Digital assets are becoming more important in a client’s financial plan. The RUFADAA represents the law’s recognition of this trend by recognizing digital assets as a property right that needs to be managed and conserved. This article has endeavored to explain how the RUFADAA accomplishes this task and what steps financial planners may take today to integrate digital asset management into a client’s estate plan.

Endnotes

  1. Planners should be aware of and consider the impact of the Electronics Communications Privacy Act (also known as the Stored Communications Act, which may be found at 18 U.S.C. §2701 et. seq.; the Computer Fraud and Abuse Act, which may be found at 18 U.S.C. §1030, and the Health Insurance Portability and Accountability Act of 1986 (HIPAA) Pub L. 104-191). The impact of state law should be considered as well. The official comment to Section 3 of the RUFADAA acknowledges this impact by specifically stating that the RUFADAA does not substantively change other laws such as agency, banking, contract, criminal, fiduciary, privacy, probate, property, security, or trust law.
  2. See official comment to Section 2 of the RUFADAA. It should be pointed out that other law (such as probate, property, and trust law) may confer such a right on a fiduciary.
  3. Section 2(17) of the Act defines a “person” to be “an individual, estate, business, non-profit corporation, government or governmental subdivision, agency or instrumentality or other legal entity.”
  4. Section 2(1) of the Act defines an “account” to be “an arrangement under a terms of service agreement in which a custodian carries, maintains, processes, receives, or stores a digital asset of the user or provides goods or services to the user.”
  5. See Section 3(c) of the RUFADAA.
  6. The official comment to Section 14 of the Act specifically supports this assertion.
  7. See RUFADAA Sections 8, 10, 11, 12, 13, and 14. Note that the fiduciary will need to provide the custodian with certain documentation as part of this request.
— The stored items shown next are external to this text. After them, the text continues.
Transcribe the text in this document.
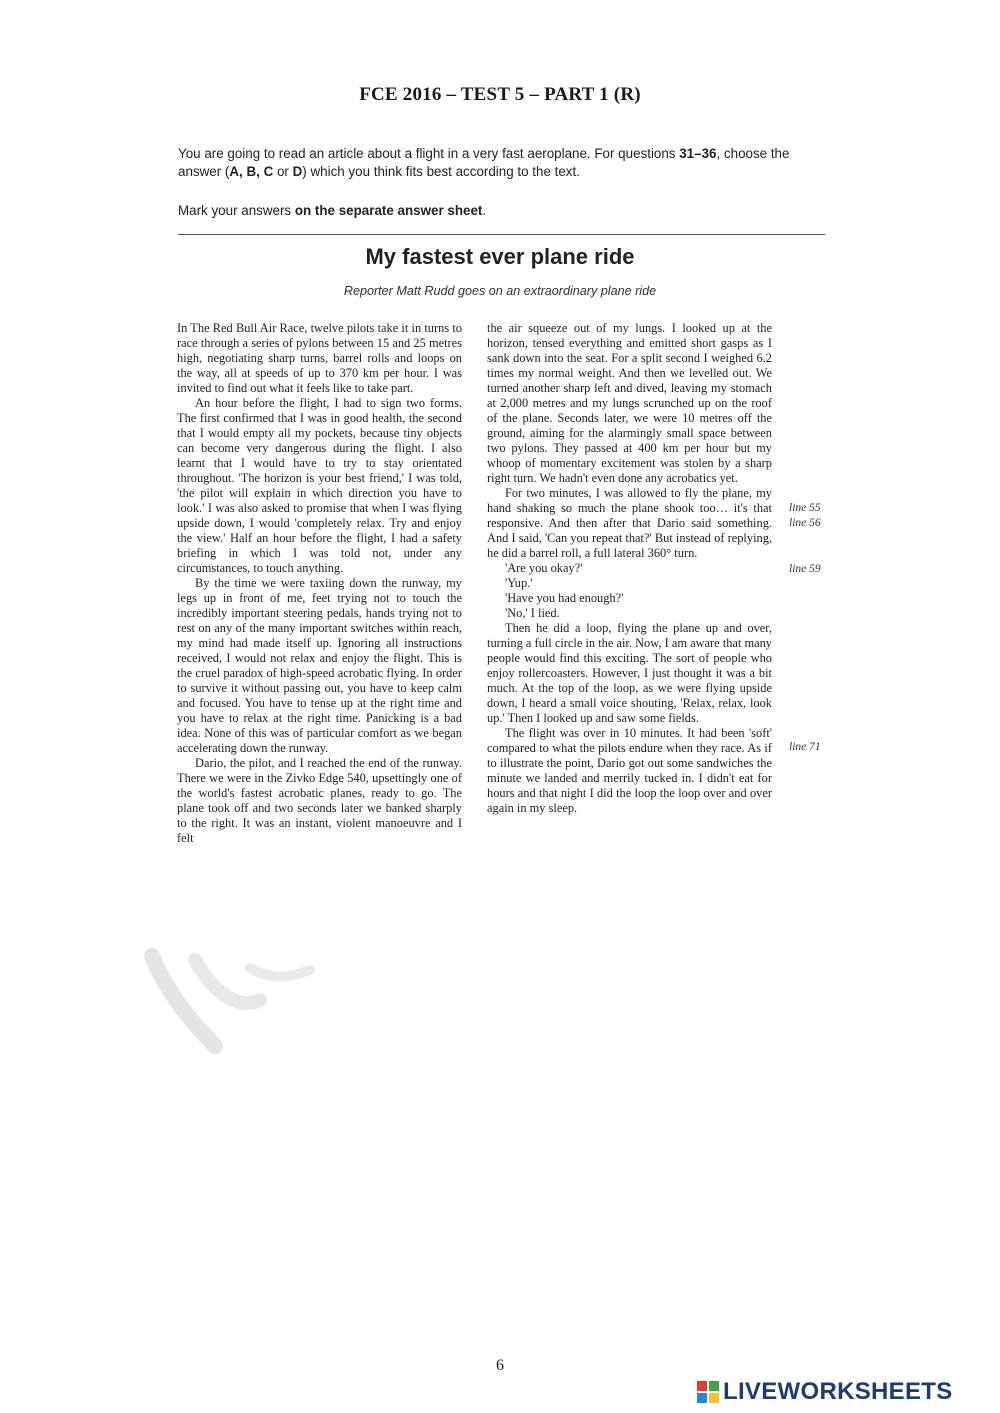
FCE 2016 – TEST 5 – PART 1 (R)
You are going to read an article about a flight in a very fast aeroplane. For questions 31–36, choose the answer (A, B, C or D) which you think fits best according to the text.
Mark your answers on the separate answer sheet.
My fastest ever plane ride
Reporter Matt Rudd goes on an extraordinary plane ride

In The Red Bull Air Race, twelve pilots take it in turns to race through a series of pylons between 15 and 25 metres high, negotiating sharp turns, barrel rolls and loops on the way, all at speeds of up to 370 km per hour. I was invited to find out what it feels like to take part.

An hour before the flight, I had to sign two forms. The first confirmed that I was in good health, the second that I would empty all my pockets, because tiny objects can become very dangerous during the flight. I also learnt that I would have to try to stay orientated throughout. 'The horizon is your best friend,' I was told, 'the pilot will explain in which direction you have to look.' I was also asked to promise that when I was flying upside down, I would 'completely relax. Try and enjoy the view.' Half an hour before the flight, I had a safety briefing in which I was told not, under any circumstances, to touch anything.

By the time we were taxiing down the runway, my legs up in front of me, feet trying not to touch the incredibly important steering pedals, hands trying not to rest on any of the many important switches within reach, my mind had made itself up. Ignoring all instructions received, I would not relax and enjoy the flight. This is the cruel paradox of high-speed acrobatic flying. In order to survive it without passing out, you have to keep calm and focused. You have to tense up at the right time and you have to relax at the right time. Panicking is a bad idea. None of this was of particular comfort as we began accelerating down the runway.

Dario, the pilot, and I reached the end of the runway. There we were in the Zivko Edge 540, upsettingly one of the world's fastest acrobatic planes, ready to go. The plane took off and two seconds later we banked sharply to the right. It was an instant, violent manoeuvre and I felt

the air squeeze out of my lungs. I looked up at the horizon, tensed everything and emitted short gasps as I sank down into the seat. For a split second I weighed 6.2 times my normal weight. And then we levelled out. We turned another sharp left and dived, leaving my stomach at 2,000 metres and my lungs scrunched up on the roof of the plane. Seconds later, we were 10 metres off the ground, aiming for the alarmingly small space between two pylons. They passed at 400 km per hour but my whoop of momentary excitement was stolen by a sharp right turn. We hadn't even done any acrobatics yet.

For two minutes, I was allowed to fly the plane, my hand shaking so much the plane shook too… it's that responsive. And then after that Dario said something. And I said, 'Can you repeat that?' But instead of replying, he did a barrel roll, a full lateral 360° turn.

'Are you okay?'

'Yup.'

'Have you had enough?'

'No,' I lied.

Then he did a loop, flying the plane up and over, turning a full circle in the air. Now, I am aware that many people would find this exciting. The sort of people who enjoy rollercoasters. However, I just thought it was a bit much. At the top of the loop, as we were flying upside down, I heard a small voice shouting, 'Relax, relax, look up.' Then I looked up and saw some fields.

The flight was over in 10 minutes. It had been 'soft' compared to what the pilots endure when they race. As if to illustrate the point, Dario got out some sandwiches the minute we landed and merrily tucked in. I didn't eat for hours and that night I did the loop the loop over and over again in my sleep.

line 55
line 56
line 59
line 71
6
LIVEWORKSHEETS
  8. See RUFADAA Section 1(4).
  9. In many of my presentations on digital assets, I’ve used as a hypothetical example a situation in which a married user designates his or her spouse as a fiduciary (i.e., attorney-in-fact under a durable power of attorney and/or executor/personal representative of his or her estate) and wants to grant such a fiduciary access to all digital assets except for any online dating service account.
  10. See official comment to Section 5 of the Act.
  11. See Sections 7 through 14 of the RUFADAA for further enumeration.
  12. See RUFADAA Section 6.
  13. See RUFADAA Section 6(b).
  14. For additional reading material, consider the following article I wrote in question-and-answer format (pbnlaw.com/media-and-events/article/2017/09/what-new-jersey-residents-need-to-know-about-digital-assets-under-new-jerseys-new-digital-asset-act/?page=1994). The article is focused on New Jersey’s version of the RUFADAA, but much of the information will be applicable to clients domiciled in other states that have adopted the RUFADAA.